Over the thousands hundreds of years that optical manufacturers have been making lenses, caps have been an afterthought. In the beginning, they were leather and promoted mold. Through the late 20th century, they were beautifully finished metal (or infrequently hard plastic) and predominantly relied on a friction fit to stay in place – and became useless as soon as they were dented or their felt linings became loose, grit-filled, or otherwise nasty. The 1980s brought the pinch cap; a thin plastic plate with spring-loaded tabs that engaged maybe 2 cm total of the circumference of the lens. This was easily knocked off and did not even effectively keep dust out.  The 1990s version was the center-pinch variant, where the release mechanism could be operated even if a lens hood prevented the user from reaching the side-tabs. One almost has to wonder if the utter failure of lens cap design drove the UV-filter-as-protection craze, since it’s much easier to keep a filter screwed on than it is to keep a lens cap on.

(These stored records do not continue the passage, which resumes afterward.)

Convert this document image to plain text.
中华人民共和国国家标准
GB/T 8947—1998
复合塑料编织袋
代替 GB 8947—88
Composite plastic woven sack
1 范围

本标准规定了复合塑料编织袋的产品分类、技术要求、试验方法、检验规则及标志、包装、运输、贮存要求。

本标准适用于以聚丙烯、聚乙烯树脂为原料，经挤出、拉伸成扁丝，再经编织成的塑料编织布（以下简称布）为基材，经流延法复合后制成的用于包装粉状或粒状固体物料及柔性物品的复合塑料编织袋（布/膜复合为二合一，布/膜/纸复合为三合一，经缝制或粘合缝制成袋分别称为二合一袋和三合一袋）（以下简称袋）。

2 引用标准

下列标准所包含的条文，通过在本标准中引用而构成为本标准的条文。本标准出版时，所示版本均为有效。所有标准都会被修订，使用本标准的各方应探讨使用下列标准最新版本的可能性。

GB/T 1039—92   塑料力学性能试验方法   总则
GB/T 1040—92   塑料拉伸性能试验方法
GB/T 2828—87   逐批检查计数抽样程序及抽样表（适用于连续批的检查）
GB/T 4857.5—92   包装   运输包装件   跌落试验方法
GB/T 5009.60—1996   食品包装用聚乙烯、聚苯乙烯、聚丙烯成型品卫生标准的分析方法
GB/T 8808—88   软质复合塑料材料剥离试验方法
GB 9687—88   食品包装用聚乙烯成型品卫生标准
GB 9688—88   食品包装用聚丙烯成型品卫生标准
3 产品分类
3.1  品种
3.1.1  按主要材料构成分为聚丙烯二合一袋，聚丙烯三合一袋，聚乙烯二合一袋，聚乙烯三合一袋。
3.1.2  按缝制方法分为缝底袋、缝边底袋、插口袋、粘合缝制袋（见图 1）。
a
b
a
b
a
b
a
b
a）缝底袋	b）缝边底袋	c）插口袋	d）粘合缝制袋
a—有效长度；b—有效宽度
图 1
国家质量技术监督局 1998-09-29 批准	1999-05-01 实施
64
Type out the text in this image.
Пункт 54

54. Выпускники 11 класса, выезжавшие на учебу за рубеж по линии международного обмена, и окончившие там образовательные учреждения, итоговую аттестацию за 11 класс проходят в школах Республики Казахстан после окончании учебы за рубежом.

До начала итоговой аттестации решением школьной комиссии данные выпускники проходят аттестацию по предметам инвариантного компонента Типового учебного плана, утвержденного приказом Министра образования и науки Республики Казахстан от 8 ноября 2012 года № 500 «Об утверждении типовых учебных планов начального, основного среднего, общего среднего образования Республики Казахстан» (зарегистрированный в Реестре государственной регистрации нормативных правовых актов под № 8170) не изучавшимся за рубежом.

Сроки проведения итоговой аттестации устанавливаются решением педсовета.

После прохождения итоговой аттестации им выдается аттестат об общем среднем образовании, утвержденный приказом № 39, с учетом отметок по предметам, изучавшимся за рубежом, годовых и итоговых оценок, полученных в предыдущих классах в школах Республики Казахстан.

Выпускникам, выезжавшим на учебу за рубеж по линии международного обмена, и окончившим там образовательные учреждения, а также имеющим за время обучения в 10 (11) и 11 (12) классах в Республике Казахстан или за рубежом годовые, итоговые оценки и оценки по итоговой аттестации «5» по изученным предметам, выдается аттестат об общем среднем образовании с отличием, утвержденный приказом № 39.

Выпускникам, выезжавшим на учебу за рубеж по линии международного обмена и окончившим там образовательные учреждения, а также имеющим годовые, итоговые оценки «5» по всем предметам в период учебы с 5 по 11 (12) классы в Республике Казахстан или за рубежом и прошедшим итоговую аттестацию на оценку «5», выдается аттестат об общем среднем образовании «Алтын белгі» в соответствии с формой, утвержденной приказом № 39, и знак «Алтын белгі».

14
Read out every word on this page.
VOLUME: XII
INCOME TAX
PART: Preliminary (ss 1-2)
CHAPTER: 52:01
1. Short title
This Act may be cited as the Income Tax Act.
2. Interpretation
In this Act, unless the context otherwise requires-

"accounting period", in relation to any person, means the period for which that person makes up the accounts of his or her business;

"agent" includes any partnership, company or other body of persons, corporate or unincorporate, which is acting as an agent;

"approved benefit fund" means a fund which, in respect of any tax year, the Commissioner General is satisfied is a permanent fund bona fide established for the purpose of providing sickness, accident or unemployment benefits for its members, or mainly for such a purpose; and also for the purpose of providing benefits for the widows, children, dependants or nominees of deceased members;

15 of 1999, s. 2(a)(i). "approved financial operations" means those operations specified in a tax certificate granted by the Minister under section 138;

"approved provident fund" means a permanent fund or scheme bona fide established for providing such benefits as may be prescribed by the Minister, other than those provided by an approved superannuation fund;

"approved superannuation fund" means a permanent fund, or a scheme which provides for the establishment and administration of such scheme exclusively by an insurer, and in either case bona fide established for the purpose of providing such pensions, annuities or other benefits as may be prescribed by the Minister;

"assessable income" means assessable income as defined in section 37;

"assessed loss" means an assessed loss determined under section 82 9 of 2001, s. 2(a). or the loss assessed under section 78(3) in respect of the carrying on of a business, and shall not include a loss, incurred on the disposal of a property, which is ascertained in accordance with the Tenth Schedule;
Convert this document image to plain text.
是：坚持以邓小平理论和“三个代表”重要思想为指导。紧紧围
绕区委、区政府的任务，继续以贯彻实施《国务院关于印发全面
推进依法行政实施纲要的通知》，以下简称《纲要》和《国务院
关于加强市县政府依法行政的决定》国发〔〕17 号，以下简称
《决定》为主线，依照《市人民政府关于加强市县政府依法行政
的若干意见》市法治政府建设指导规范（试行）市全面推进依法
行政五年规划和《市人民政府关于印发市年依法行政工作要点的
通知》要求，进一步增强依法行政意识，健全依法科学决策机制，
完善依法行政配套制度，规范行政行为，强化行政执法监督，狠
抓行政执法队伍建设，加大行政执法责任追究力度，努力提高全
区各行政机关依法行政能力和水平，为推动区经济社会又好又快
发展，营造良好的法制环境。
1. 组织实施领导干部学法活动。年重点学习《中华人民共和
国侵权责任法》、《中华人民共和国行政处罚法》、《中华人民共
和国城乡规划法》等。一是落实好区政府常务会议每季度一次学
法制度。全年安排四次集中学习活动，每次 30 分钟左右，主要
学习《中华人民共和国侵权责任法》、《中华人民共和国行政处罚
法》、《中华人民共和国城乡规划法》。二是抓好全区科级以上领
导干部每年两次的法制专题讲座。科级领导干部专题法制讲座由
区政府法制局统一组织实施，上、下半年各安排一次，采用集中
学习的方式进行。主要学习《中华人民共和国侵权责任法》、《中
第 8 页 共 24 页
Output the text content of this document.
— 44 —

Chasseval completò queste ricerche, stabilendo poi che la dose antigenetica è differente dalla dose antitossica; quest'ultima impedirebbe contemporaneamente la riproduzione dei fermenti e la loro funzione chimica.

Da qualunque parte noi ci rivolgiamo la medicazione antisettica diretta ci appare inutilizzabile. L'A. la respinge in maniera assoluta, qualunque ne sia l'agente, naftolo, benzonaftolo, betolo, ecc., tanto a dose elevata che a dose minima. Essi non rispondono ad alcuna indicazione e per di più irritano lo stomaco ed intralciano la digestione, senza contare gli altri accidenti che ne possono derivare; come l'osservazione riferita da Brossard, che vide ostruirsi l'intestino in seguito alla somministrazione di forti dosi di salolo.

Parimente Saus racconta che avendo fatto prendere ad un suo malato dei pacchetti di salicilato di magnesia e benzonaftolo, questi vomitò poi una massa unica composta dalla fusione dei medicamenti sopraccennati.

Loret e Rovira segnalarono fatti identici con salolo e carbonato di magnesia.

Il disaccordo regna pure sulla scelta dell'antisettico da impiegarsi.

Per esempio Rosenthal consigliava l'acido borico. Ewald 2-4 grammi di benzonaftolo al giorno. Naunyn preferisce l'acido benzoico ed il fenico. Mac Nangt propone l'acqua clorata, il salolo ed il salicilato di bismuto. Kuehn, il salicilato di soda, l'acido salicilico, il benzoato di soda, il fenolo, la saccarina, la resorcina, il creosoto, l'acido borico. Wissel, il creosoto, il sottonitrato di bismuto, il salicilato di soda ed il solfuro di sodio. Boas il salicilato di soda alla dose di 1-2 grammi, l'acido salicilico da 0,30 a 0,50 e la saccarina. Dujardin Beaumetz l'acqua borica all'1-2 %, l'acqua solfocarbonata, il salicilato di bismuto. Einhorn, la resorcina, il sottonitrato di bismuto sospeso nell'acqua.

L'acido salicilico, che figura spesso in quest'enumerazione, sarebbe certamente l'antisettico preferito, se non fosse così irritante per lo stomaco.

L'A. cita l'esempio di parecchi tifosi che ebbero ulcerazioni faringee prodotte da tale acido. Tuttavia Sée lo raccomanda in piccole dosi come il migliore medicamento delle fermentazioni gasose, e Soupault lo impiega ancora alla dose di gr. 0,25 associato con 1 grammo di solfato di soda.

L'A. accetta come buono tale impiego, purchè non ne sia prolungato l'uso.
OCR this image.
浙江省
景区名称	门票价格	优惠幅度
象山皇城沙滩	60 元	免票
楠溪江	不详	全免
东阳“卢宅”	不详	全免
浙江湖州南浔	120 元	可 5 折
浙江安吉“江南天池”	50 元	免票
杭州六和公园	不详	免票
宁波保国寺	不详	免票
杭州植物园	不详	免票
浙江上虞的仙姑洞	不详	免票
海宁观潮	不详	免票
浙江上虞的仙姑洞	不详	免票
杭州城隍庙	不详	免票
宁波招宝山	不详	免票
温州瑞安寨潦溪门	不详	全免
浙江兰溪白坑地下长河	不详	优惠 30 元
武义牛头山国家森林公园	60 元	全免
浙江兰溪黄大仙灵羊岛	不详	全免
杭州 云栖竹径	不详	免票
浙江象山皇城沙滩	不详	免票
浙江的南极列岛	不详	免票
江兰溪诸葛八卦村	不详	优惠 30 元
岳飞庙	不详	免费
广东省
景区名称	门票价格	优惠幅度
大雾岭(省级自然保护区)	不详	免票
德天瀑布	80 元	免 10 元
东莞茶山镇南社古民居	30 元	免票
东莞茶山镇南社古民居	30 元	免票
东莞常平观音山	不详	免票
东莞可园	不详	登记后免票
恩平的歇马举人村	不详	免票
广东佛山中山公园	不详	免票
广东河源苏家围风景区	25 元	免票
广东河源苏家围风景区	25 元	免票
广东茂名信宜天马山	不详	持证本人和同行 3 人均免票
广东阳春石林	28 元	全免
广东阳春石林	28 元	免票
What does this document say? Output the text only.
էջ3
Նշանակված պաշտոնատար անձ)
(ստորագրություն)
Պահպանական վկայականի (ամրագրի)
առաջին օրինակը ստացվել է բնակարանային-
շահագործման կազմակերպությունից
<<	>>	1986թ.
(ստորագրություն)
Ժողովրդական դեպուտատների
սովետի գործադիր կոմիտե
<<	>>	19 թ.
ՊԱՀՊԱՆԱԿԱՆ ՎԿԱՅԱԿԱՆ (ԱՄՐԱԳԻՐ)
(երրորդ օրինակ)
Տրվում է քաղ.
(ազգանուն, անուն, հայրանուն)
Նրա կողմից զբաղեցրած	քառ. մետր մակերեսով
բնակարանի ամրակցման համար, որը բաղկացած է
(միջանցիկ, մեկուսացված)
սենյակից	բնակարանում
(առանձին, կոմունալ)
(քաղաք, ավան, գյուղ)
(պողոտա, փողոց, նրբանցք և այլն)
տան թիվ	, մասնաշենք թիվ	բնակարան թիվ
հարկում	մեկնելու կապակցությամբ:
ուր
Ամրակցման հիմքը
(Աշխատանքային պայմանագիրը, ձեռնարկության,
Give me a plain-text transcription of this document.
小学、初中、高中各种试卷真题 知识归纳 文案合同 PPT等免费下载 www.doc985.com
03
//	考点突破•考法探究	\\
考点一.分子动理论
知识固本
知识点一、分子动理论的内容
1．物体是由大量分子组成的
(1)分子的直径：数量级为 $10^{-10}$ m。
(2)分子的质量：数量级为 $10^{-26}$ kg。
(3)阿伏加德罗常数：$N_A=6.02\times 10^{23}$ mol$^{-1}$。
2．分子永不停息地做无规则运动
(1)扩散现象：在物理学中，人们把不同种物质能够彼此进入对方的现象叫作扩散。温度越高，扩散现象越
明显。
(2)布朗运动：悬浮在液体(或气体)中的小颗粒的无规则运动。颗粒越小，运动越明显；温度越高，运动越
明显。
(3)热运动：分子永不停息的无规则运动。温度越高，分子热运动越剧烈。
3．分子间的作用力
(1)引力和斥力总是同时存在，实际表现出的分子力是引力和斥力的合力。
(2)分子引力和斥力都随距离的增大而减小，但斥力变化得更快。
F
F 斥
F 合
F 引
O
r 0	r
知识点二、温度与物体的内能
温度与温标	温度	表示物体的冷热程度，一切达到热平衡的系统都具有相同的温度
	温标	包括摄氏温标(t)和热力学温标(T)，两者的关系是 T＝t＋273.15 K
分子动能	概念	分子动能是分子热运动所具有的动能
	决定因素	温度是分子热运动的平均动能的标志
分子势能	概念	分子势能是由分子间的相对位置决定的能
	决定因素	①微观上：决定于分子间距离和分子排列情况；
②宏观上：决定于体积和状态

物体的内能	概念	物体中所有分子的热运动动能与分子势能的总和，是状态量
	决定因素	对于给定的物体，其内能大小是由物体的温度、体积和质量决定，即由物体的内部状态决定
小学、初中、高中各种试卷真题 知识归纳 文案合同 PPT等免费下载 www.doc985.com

To get back to the point, the Kaiser 206951 lens cap ($15 shipped at the usual places) is an excellent alternative. It is made of a semi-flexible plastic and basically stretches and suctions onto your lens. Size it 2mm larger than your filter size, and off you go. In testing so far on an X100, it fits snugly over a B+W F-Pro filter and creates an airtight seal that prevents pocket lint from getting in. Although it is not shown in the picture, many sizes of the 2069xx have lanyard loops so that they can be tied to strap rings or otherwise tethered so they don’t get away. This is a great example of a product that is well-designed, simple, and functional. Does it cost a little more than some Chinese pinch cap that you can buy for a buck, airmailed, because both the manufacture and shipping is heavily subsidized? Yes. But is it better? Absolutely.

Lens caps might seem like something simple and silly, but they fit into a category of product whose only value lies solely in its functionality. We would be lucky if every accessory were as well designed as that $15 Kaiser lens cap.